In the report to its board, the atomic agency said Iran’s main enrichment plant was now feeding uranium into about 3,800 centrifuges – machines that spin incredibly fast to enrich the element into nuclear fuel. That count is the same as in the agency’s last quarterly report, in September. Iran began installing the centrifuges in early 2007. But the new report’s total of 630 kilograms – an increase of about 150 – shows that Iran has been making progress in accumulating material to make nuclear fuel.

That uranium has been enriched to the low levels needed to fuel a nuclear reactor. To further purify it to the highly enriched state needed to fuel a nuclear warhead, Iran would have to reconfigure its centrifuges and do a couple months of additional processing, nuclear experts said.

“They have a weapon’s worth,” Thomas B. Cochran, a senior scientist in the nuclear program of the Natural Resources Defense Council, a private group in Washington that tracks atomic arsenals, said in an interview.
He said the amount was suitable for a relatively advanced implosion-type weapon like the one dropped on Nagasaki. Its core, he added, would be about the size of a grapefruit. He said a cruder design would require about twice as much weapon-grade fuel.

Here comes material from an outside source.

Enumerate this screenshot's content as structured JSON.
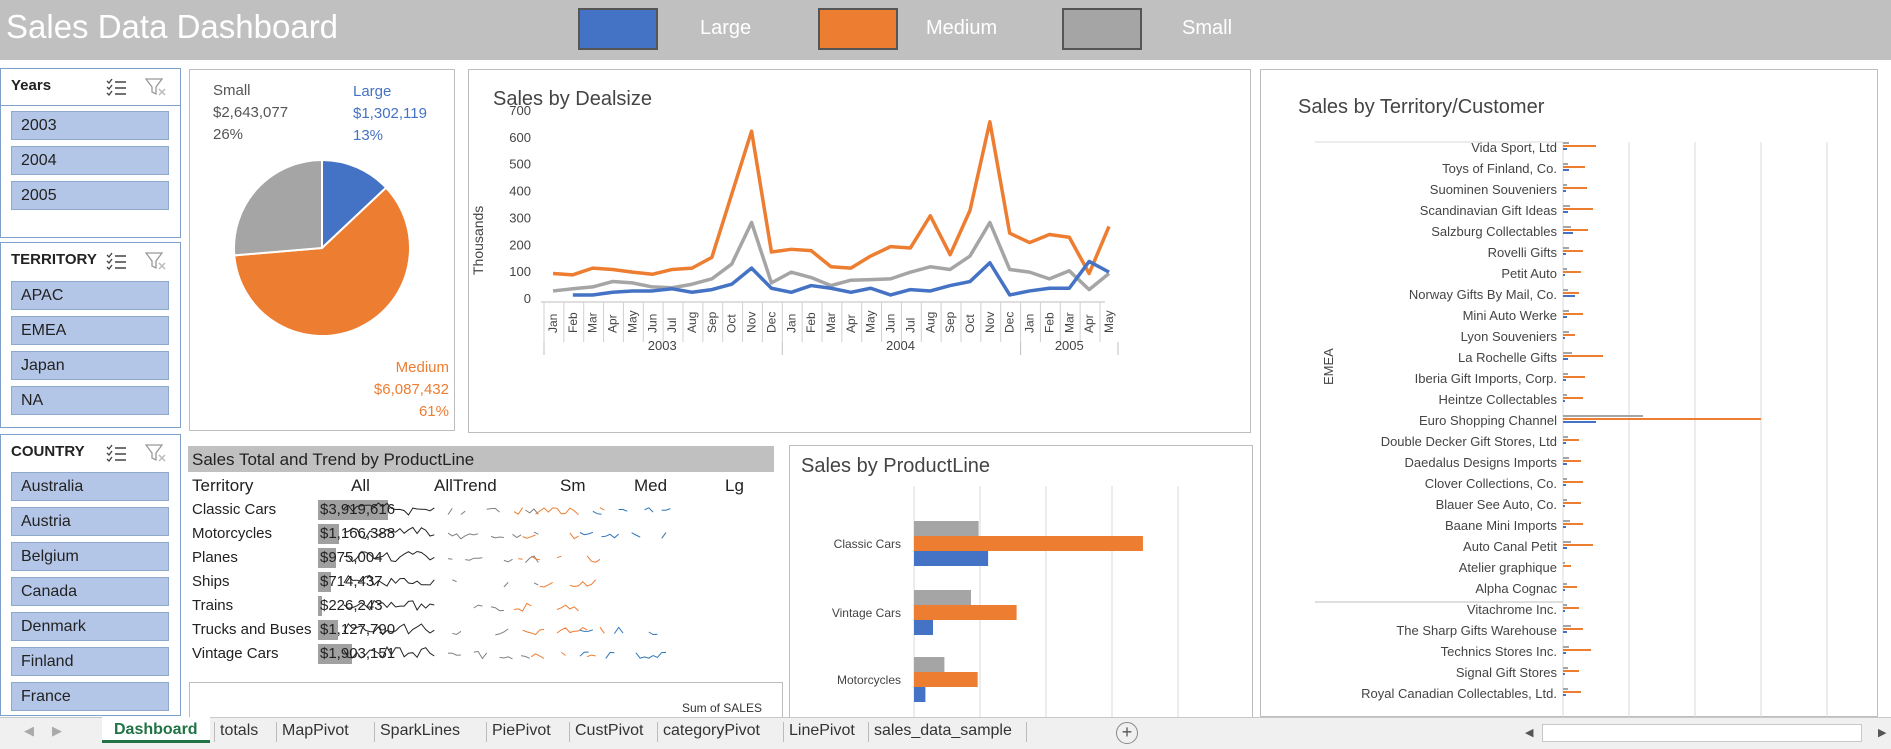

Peter D. Zimmerman, a physicist and former United States government arms scientist, cautioned that the Iranian stockpile fell slightly short of what international officials conservatively estimate as the minimum threatening amount of nuclear fuel. “They’re very close,” he said of the Iranians in an interview. “If it isn’t tomorrow, it’s soon,” probably a matter of months.

In its report, the I.A.E.A., which is based in Vienna, said Iran was working hard to roughly double its number of operating centrifuges.

A senior European diplomat close to the agency said Iran might have 6,000 centrifuges enriching uranium by the end of the year. The report also said Iran had said it intended to start installing another group of 3,000 centrifuges early next year.

The atomic energy agency said Iran was continuing to evade questions about its suspected work on nuclear warheads. In a separate report released Wednesday, the agency said, as expected, that it had found ambiguous traces of uranium at a suspected Syrian reactor site bombed by Israel last year.